籌謀著把大嫂折騰出事,把黃氏也折騰費了,你好一家獨大?
!」
董鄂氏嚇的腔調都變了:「你說什麼?
胡言亂語什麼?
!」
弘時深吸了一口氣,控制著自己沒朝董鄂氏的臉上甩一巴掌,只將個茶碗摔到地上:「我就是之前求娶過又怎麼樣?
跟現在又有什麼關係?
你何必非要對她下手?
!你也是懷著孩子的,難道一點同情心也沒有?
果真就這麼惡毒?
!你以為你廢的了黃氏?
爺告訴你,只要爺在,誰都休想!」
董鄂氏又氣又急,到底弘時是怎麼知道,到底是怎麼知道的?
她大哭著道:「我惡毒我沒同情心?
你怎麼不說你滿閒滿眼的都是那個狐狸精……」
「啪」,一聲清脆的響聲讓董鄂氏都忘了哭,她捂著自己的臉頰滿臉不可置信的看著弘時:「你打我?
你為了她打我?
!」
「你不配說她!」
弘時大步出了屋子,董鄂氏悽厲的哭了起來,都是賤人!通通都是賤人!
牧瑾坐在院子裡曬太陽,丫頭們陪著貓兒在一旁玩耍,看見弘暉貓兒歡快的跑了過去:「阿瑪!」
弘暉笑著抱起了女兒,走到牧瑾身邊:「沒有什麼不舒服吧?」
牧瑾笑著道:「都好,沒什麼不舒服的。
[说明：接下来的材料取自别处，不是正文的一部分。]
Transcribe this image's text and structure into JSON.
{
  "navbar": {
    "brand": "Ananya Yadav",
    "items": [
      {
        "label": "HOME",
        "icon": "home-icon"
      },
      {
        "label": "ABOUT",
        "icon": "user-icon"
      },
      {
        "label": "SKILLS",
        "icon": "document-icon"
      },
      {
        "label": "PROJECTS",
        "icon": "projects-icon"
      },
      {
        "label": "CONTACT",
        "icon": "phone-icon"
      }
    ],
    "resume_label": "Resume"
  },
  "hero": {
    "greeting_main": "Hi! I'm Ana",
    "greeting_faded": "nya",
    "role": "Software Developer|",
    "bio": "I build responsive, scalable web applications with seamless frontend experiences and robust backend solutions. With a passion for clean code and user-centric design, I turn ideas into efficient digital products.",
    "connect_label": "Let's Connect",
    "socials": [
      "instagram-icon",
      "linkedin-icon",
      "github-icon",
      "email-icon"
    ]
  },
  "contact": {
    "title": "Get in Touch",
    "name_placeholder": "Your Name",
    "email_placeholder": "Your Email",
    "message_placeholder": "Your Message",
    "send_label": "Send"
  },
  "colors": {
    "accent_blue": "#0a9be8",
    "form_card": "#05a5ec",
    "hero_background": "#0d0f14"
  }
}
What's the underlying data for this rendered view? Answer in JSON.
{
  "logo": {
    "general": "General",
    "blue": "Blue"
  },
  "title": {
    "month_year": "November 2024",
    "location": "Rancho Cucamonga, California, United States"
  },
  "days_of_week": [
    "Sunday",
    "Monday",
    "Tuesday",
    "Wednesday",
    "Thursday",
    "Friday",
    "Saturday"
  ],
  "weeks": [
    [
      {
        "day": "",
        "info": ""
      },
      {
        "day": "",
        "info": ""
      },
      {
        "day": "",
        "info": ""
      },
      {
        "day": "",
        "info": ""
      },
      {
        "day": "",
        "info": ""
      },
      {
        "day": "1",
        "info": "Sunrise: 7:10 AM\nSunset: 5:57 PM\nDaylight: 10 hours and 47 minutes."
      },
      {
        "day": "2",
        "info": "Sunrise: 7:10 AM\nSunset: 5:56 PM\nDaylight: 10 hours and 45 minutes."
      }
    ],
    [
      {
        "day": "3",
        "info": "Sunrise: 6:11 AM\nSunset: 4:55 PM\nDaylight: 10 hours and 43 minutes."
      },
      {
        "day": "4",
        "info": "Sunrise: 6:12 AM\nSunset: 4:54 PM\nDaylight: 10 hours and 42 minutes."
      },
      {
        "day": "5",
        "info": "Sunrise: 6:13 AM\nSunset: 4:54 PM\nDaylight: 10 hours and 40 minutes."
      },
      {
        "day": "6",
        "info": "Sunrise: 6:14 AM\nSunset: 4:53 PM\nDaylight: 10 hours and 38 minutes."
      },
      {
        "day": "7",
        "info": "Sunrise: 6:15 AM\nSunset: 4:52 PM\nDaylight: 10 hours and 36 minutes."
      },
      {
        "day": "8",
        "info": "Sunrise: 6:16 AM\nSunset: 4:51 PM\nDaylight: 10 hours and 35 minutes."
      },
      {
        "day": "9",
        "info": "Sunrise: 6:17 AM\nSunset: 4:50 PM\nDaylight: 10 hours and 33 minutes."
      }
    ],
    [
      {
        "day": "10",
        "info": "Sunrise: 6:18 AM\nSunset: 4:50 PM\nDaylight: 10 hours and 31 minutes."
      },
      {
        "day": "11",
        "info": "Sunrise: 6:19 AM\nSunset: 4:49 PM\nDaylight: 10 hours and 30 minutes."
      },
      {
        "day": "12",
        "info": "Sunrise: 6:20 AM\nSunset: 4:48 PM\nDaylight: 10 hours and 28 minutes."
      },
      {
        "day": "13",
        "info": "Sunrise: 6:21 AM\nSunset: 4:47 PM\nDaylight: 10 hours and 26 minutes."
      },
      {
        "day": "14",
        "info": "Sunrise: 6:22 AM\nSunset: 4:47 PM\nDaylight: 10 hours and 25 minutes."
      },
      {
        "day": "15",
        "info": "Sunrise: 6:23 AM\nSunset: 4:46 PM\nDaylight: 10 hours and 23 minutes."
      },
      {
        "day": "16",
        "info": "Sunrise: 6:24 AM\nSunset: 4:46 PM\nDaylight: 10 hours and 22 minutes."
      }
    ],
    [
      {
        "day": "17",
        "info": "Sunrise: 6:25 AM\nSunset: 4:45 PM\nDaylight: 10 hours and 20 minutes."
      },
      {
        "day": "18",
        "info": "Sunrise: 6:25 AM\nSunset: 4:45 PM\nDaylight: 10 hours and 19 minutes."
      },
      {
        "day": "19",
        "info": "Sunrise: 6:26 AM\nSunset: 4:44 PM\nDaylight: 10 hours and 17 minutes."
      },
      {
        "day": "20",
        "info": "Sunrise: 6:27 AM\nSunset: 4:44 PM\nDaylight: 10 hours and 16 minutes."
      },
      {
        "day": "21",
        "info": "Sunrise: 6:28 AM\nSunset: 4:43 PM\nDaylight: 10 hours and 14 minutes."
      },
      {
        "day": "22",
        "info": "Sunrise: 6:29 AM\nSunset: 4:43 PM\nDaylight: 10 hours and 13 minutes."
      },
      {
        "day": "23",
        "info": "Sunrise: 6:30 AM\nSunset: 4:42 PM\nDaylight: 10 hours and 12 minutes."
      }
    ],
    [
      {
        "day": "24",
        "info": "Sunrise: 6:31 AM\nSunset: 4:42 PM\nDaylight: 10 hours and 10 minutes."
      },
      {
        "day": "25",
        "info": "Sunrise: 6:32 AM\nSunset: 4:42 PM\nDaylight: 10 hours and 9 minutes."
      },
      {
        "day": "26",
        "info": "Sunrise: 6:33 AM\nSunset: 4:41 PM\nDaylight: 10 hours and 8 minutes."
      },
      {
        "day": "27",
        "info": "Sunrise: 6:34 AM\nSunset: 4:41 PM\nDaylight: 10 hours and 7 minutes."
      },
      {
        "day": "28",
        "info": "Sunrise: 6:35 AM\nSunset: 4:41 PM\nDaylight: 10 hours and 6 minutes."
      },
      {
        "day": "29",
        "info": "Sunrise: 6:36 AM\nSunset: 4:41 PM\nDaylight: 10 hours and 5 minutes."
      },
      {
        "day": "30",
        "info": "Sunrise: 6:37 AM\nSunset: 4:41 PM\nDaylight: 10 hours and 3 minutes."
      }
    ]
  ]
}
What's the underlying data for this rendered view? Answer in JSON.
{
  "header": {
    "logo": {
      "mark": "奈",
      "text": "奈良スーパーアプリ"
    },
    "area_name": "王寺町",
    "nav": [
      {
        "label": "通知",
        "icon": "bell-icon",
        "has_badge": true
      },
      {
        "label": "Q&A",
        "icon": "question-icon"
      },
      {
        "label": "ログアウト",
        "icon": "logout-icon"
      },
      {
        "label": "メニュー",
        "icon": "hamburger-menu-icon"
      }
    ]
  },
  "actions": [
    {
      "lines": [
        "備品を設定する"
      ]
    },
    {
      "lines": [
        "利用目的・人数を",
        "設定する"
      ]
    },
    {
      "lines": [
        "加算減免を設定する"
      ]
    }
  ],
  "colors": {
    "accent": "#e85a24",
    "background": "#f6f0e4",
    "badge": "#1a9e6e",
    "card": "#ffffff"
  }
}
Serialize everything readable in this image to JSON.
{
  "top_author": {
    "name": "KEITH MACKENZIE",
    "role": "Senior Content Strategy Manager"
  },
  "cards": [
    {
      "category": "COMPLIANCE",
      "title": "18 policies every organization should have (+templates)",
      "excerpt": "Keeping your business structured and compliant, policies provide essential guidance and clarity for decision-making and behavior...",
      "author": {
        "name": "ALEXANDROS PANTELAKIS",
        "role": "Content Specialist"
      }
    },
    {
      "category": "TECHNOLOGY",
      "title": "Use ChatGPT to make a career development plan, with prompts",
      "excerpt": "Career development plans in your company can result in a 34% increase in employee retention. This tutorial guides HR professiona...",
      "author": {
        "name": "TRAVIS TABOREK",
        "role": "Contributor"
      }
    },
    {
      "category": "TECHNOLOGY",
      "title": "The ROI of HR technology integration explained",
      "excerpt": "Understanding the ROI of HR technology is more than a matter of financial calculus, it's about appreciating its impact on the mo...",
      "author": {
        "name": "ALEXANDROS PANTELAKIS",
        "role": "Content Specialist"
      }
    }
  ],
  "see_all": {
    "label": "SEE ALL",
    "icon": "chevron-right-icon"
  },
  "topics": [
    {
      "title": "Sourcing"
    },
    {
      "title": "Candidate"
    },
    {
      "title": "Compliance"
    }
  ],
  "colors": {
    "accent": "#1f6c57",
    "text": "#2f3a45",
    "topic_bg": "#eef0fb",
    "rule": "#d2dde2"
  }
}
」
見弘暉在跟前坐下,才問:「昨晚上……」
「是董鄂氏下的手。」
牧瑾垂眸道:「我也猜到了,只不知道她為什麼這麼恨我?」
牧瑾大抵是不知道弘時的事情的,那便還是不知道的好,否則以後見了面只會尷尬,弘暉捏了捏女兒的臉頰,將她放在地上:「她想比你在這王府拔尖,想要壓過你的風頭。」
即便想要拆穿董鄂氏只怕也不容易,但要讓牧瑾當做沒有發生又不大可能,牧瑾揉捏著躺椅上的毛皮褥子,弘暉仿佛看來了她心中所想:「我已經替你出氣了……」
牧瑾不解。
只見有個小丫頭從外面進來道:「二奶奶突然發動了!」
不是說沒什麼大礙麼,怎麼又會突然早產?
董鄂氏生孩子,弘時卻不知道去了哪裡,四福晉叫人去找:「去把弘時找回來!」
見了紅,羊水也破了,但宮口開的慢,胎位也不正,一個產婆給董鄂氏揉著肚子,另一個道:「還是快點喝催產藥,不能在耽擱下去了!」
情形聽著並不好,院子裡的丫頭幾乎飛奔著忙碌,董鄂氏痛的先是大聲哭喊,到後來連喊的力氣都沒有了。
整個院子仿佛沸水一直在翻滾,到了夜裡燈火通明,照的仿若白晝一般。
胤禛換了衣裳坐在床上同四福晉說話:「這都一天了……」
四福晉嘆氣:「聽說情形不怎麼好。